Walk with me, if you will, through an old logging road, filled with second growth timber large enough to discourage the four wheelers and the weekend explorers. There in the distance, vaguely seen through a curtain of Elderberry and Hazlebrush, you will see a line that simply doesn’t occur in nature. On closer examination, you will first see the tops of a pair of four or six foot diameter flywheels, black and massive against the background. Then, a cement footing that sticks up above the ground by five or six foot , topped by a great iron casting that was once the heart and soul of a massive steam engine.
The remains of this collosus will be in what is left of a clearing. Probably there will be nothing else, save for the crankcase housing and cylinder, which were all cast as one unit, the flywheels and crankshaft, and perhaps a massive connecting rod, still in place. Everything else will be gone, either decayed and returned to the earth from whence it came, or carted off by opportunistic scavengers.
During the 1980’s, I was involved in the engineering and development of high production sawmills. This consisted of redesigning old circular saw and carriage mills that were designed and built during the early 1950’s to cut 20” white pine. Ripping out the old circular saws and putting in double cut bandsaws, ripping out doublecut bandsaws and installing gang saws, known as “bull edgers”. I was based out of Eganville in the heart of Ontario’s Ottawa valley.

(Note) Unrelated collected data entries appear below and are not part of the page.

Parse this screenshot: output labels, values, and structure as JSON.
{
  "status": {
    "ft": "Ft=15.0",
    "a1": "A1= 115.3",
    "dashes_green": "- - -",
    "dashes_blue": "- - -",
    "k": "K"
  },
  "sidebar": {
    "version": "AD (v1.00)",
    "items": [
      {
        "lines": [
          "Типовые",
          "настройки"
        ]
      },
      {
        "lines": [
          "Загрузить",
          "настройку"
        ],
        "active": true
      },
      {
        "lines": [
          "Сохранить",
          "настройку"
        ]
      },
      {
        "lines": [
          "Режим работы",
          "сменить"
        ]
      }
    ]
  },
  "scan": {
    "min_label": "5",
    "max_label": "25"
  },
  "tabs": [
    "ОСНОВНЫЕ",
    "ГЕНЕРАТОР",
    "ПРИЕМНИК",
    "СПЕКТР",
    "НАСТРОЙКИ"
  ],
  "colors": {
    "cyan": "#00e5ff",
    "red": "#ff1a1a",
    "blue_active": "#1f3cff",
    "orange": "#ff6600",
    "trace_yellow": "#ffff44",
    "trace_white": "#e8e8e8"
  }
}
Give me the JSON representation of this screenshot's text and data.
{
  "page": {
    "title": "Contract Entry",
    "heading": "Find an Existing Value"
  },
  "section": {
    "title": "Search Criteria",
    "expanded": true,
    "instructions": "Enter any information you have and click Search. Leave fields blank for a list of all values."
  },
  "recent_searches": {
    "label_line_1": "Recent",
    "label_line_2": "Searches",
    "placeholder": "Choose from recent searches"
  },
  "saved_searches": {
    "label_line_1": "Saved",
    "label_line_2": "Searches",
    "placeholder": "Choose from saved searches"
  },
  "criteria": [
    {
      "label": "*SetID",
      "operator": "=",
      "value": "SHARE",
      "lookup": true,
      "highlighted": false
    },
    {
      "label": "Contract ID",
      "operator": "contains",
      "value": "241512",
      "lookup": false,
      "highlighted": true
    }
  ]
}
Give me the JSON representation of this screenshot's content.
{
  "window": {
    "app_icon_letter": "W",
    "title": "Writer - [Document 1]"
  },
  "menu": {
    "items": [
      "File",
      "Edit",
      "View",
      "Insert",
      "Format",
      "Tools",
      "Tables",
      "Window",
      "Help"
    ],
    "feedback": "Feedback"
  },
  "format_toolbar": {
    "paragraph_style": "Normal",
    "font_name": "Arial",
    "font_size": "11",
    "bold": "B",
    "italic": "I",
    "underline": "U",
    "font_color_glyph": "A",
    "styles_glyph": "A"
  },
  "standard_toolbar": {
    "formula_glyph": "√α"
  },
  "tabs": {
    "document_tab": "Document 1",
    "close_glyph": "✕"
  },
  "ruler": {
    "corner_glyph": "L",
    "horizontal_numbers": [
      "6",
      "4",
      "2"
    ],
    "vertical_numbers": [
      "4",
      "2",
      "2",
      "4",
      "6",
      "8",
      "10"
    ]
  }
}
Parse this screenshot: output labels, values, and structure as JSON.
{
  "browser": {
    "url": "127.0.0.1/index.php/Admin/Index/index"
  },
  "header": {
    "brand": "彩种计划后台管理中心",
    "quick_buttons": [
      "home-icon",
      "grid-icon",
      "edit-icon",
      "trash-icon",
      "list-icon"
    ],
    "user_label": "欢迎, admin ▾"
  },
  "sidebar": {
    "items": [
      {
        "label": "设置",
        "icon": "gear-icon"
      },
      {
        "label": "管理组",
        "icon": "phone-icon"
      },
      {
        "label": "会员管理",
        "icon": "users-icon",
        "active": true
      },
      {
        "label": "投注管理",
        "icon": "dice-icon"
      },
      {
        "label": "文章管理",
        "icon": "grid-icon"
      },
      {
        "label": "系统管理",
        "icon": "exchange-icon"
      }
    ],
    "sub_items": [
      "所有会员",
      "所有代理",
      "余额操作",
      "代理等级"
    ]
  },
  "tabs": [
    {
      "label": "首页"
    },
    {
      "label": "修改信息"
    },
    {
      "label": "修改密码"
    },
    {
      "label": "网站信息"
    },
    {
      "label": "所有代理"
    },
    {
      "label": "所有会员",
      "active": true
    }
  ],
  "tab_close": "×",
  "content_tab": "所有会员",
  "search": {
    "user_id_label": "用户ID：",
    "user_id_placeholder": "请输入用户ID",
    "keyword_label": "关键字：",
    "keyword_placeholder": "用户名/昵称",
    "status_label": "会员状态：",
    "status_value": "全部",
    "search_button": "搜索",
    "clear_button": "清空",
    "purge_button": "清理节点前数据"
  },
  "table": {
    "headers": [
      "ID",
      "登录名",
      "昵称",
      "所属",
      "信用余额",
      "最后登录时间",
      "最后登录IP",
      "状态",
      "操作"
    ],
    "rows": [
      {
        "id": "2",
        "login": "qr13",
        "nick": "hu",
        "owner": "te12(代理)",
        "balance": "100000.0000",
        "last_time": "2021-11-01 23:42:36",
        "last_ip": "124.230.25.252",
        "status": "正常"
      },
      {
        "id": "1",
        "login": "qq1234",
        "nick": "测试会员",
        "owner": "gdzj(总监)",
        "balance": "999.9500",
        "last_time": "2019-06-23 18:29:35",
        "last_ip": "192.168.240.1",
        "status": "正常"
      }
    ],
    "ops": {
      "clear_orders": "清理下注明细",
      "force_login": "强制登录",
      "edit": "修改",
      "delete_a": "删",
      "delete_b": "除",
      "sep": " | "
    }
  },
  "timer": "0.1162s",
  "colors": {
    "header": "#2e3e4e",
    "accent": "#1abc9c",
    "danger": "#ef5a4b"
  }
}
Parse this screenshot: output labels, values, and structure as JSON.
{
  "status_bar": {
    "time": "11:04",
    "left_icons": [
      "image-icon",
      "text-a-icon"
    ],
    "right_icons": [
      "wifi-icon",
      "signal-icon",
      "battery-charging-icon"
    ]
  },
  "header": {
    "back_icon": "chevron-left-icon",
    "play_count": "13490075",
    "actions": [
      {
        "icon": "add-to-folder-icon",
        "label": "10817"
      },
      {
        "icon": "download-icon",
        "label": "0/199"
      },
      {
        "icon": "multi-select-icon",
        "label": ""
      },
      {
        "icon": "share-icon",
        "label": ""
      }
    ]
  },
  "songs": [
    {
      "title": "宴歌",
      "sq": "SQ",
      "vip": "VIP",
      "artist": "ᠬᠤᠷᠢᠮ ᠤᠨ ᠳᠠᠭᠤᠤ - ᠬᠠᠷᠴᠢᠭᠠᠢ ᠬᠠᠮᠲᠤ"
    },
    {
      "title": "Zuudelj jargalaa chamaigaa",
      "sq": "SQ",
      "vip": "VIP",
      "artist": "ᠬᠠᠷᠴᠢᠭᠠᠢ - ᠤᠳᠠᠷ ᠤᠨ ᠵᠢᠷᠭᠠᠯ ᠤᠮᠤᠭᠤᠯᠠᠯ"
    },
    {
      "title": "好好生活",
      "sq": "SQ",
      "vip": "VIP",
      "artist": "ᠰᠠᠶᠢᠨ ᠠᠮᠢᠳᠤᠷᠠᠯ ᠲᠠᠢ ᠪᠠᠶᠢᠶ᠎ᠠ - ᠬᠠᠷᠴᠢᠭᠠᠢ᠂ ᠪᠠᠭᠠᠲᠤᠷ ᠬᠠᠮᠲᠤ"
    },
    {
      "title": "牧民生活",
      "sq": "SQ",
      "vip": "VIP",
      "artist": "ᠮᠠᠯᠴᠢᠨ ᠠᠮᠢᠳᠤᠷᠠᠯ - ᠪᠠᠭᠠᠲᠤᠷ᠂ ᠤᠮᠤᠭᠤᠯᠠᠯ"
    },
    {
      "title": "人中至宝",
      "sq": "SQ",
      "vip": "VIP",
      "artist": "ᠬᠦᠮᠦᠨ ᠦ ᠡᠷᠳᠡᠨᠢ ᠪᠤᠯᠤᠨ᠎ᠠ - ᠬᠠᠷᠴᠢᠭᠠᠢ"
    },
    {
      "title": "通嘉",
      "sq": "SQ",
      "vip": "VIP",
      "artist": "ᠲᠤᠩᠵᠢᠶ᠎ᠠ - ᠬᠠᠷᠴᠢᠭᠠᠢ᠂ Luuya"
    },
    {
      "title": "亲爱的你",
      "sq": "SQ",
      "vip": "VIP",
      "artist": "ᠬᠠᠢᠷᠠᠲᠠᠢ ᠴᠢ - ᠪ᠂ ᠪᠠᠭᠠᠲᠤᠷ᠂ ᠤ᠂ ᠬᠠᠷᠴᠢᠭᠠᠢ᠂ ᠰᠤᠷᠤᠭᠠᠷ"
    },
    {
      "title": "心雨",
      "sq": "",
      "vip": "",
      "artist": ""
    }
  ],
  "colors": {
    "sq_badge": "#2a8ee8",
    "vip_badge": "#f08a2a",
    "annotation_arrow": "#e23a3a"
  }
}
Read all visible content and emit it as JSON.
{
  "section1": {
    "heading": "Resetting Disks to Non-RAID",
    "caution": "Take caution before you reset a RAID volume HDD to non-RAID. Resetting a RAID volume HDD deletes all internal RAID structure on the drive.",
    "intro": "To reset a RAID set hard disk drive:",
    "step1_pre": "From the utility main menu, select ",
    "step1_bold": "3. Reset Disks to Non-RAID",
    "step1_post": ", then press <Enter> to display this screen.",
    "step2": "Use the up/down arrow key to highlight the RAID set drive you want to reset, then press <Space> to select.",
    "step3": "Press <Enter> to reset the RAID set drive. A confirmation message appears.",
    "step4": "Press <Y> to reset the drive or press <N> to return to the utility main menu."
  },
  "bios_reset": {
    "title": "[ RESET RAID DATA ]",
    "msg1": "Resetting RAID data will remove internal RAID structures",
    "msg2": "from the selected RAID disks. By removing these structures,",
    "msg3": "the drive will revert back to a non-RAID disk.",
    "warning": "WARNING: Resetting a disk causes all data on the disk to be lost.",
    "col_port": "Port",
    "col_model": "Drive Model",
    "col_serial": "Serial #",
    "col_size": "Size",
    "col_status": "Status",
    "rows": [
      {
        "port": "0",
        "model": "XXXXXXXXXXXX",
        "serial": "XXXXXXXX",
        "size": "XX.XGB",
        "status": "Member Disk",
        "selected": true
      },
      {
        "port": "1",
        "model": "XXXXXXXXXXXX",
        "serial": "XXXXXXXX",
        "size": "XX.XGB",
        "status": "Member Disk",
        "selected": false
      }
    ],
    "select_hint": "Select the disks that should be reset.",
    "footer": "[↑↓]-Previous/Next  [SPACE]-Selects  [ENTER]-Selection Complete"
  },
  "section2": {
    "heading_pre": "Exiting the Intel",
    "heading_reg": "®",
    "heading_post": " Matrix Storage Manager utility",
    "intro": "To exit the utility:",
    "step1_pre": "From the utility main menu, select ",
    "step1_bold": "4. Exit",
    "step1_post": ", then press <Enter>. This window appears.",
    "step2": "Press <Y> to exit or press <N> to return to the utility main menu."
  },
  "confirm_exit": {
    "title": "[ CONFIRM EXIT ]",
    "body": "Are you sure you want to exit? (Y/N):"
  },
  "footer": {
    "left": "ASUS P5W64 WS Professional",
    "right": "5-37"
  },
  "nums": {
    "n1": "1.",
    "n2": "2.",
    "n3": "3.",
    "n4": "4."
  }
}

My travels took me all through the Ontario northwoods, and I was amazed and awed by the remains of these old mills built during the mid to late 1800’s.
Many of these early sawmills were built on water, generally at the end of a big lake, where a fast running exit stream could be damned and forced though a water turbine to generate power for the mills. Due to the proliferation of cottagers during the 1950’s and afterwords, and the very accessability of these mills, there is absolutely nothing left to mark that mills were ever there. Such is the case in L’Amable where I spent my childhood. You would never know it now, there is nothing left to see, but at the end of L’Amable Lake, the Brown brothers had a water powered sawmill that ran all summer when I was a boy in the early 1950’s. Contrary to what a lot of people now think, these water powered mills did not run on a waterwheel. A waterwheel simply didn’t generate sufficient power to run a 54” mainsaw thru a 20” white pine log. Instead, most of the early sawmills ran on a patented water turbine that generated about 3 times as much torque as any waterwheel ever produced. Waterwheels were used mainly for grinding grain and corn into flour---grist mills.
The forest ghosts that I write about in this story were mills that were built where there was an abundance of “big timber”, but no watercourse to be damned for power. The steam engines would be shipped in by horse drawn sleighs in the wintertime, after the ground has frozen hard enough to support the massive sleighs, often drawn by 3 teams of horses in a tandem hitch.---There were no roads as we know them now. The mills would be built around the steam engine and would run untill either the area was logged out, or more frequently untill the mill burned down. If there was still a lot of good timber to be had in the area, the mill would be rebuilt after it burned----if the area was logged out, then the mill was abandoned. Everything that could be salvaged and moved was taken away, but generally the main engine (these were not portable steam engines) was left behind.
I don’t know if it is still there or not, but there used to be a big old engine like that at the foot of the hill in Wilno, Ontario, on the highway heading north towards Barrys Bay from Bancroft.---There was another one on the access road to Kinesis Lake near Haliburton.---and many more that I have seen, in little places that no longer even have names, nor any human habitation for miles around.
Walk into the overgrown clearing with me. Close your eyes for a moment. Feel the hot sun on your face, and hear the call of a bluejay.----and listen. Listen really hard, and if you are one of the fortunate perhaps you will hear the scream of the mainsaw as it bites into a knot in a big old pine---the ratchet and clack of the carriage as it is dogged over another six quarters for the next pass. Smell the pine pitch and the sweet smell of fresh sawn lumber. Maybe even a hint of smoke from the sawdust pile, which was always on fire at some level and could never be totally extinguished.---Maybe you will even hear the shriek of the steam whistle, which signalled starting time, lunch break, and end of the days work.
Yes, there are ghosts in the northwoods. And those ghosts touch my heart on a level that even I find hard to understand. May I always carry those ghosts with me, and feel just a touch of sadness for the times that are gone forever, and a generation of young people growing up now that know there are no such thing as ghosts.

Brian Rupnow---March-2009
 
Well said Brian. 8) I have similar experiences running across pumping engines and powers on old oil leases here in NW Pa
Harold
 
Brian,

I like your message! I also have seen the ghosts you are talking about!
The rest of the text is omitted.